Ray Train 封装了 PyTorch、PyTorch Lightning、HuggingFace Transformers、XGBoost、LightGBM 等常用机器学习库,并向用户提供了接口。用户无须编写 Actor 代码,只需对原有的单机机器学习工作流进行少量修改,就能快速切换到集群模式。以 PyTorch 为例,本节介绍如何基于数据并行实现训练任务的横向扩展。数据并行的原理详见 章节 12.2

关键步骤#

将一个 PyTorch 单机训练代码修改为 Ray Train 需要做以下修改:

  • 定义 train_loop,它是一个单节点训练的函数,包括加载数据,更新参数。

  • 定义 ScalingConfig,它定义了如何横向扩展这个训练作业,包括需要多少个计算节点,是否使用 GPU 等。

  • 定义 Trainer,把 train_loopScalingConfig 粘合起来,然后执行 Trainer.fit() 方法进行训练。

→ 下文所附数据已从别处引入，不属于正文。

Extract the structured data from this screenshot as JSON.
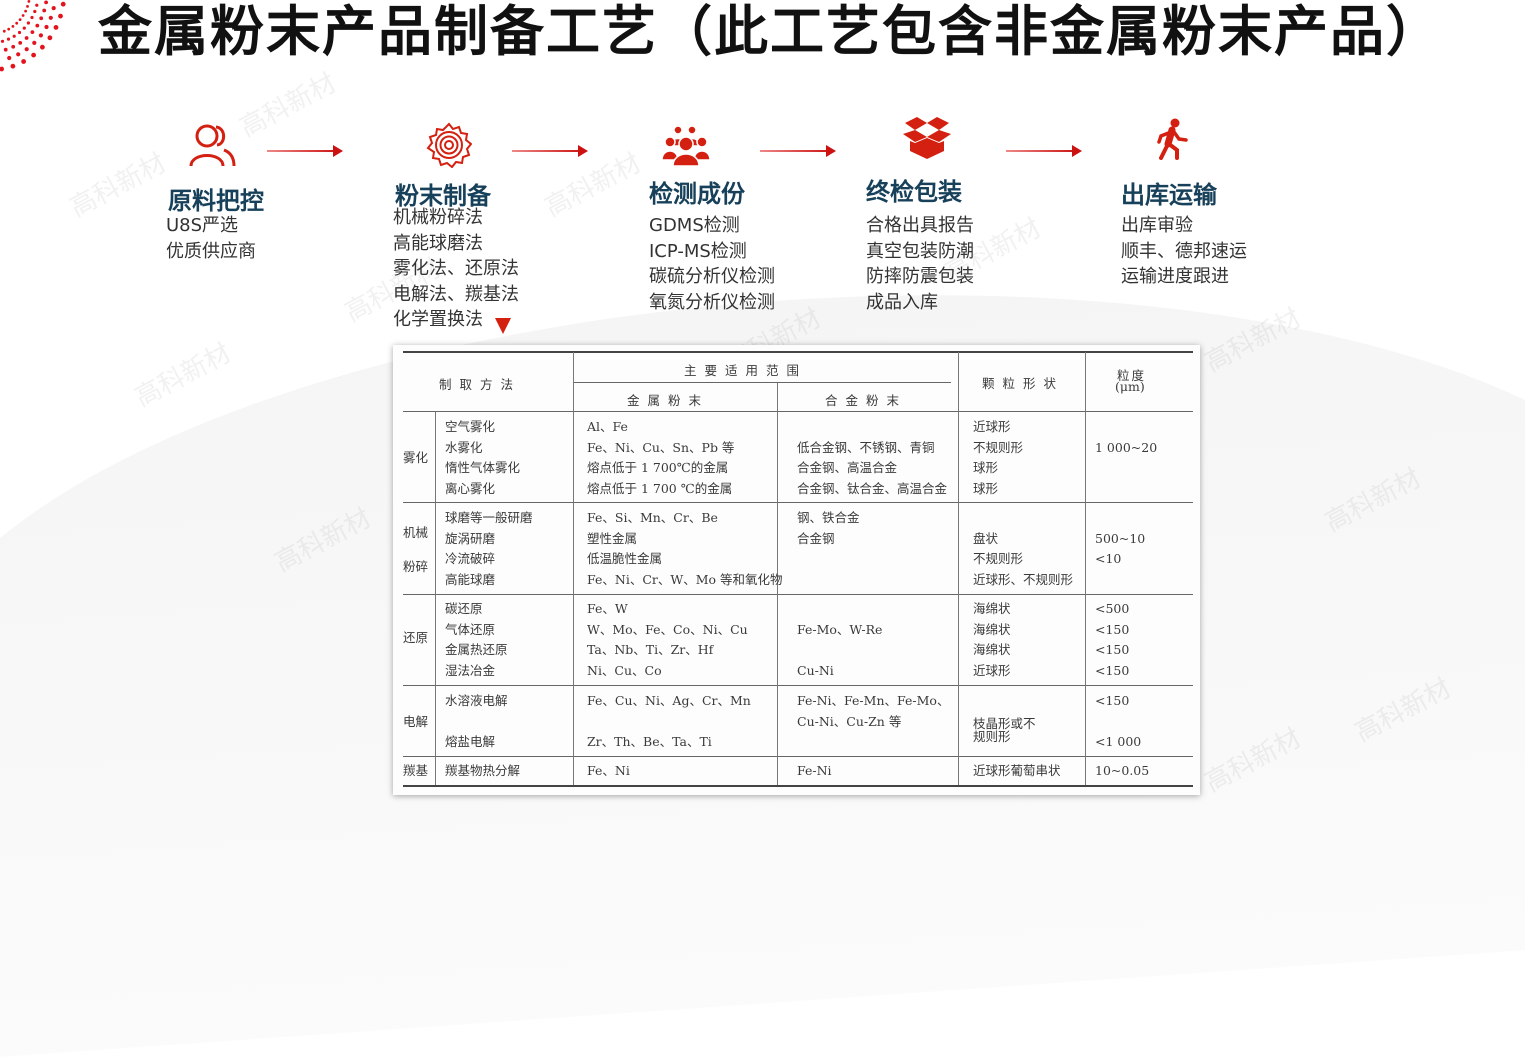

图 9.1 展示了适配 Ray Train 的关键部分。

../_images/ray-train-key-parts.svg

图 9.1 Ray Train 关键部分#

具体的代码主要包括:

from ray.train.torch import TorchTrainer
from ray.train import ScalingConfig

def train_loop():
    ...

scaling_config = ScalingConfig(num_workers=..., use_gpu=...)
trainer = TorchTrainer(train_loop_per_worker=train_loop, scaling_config=scaling_config)
result = trainer.fit()

案例:图像分类#

下面是一个完整的训练,这个例子使用了 PyTorch 提供的 ResNet 模型 [He et al., 2016],读者可以根据自己环境中的 GPU 数量,设置 ScalingConfig

import os
import tempfile

import torch
import torch.nn as nn
import torchvision
from torch.utils.data import DataLoader
from torchvision.models import resnet18

import ray
import ray.train.torch
from ray.train import Checkpoint
def train_func(model, optimizer, criterion, train_loader):
    # device = torch.device("cuda" if torch.cuda.is_available() else "cpu")
    model.train()
    for data, target in train_loader:
        # 无需手动将 images 和 labels 发送到指定的 GPU 上
        # `prepare_data_loader` 帮忙完成了这个过程
        # data, target = data.to(device), target.to(device)
        output = model(data)
        loss = criterion(output, target)
        optimizer.zero_grad()
        loss.backward()
        optimizer.step()


def test_func(model, data_loader):
    # device = torch.device("cuda" if torch.cuda.is_available() else "cpu")
    model.eval()
    correct = 0
    total = 0
    with torch.no_grad():
        for data, target in data_loader:
            # data, target = data.to(device), target.to(device)
            outputs = model(data)
            _, predicted = torch.max(outputs.data, 1)
            total += target.size(0)
            correct += (predicted == target).sum().item()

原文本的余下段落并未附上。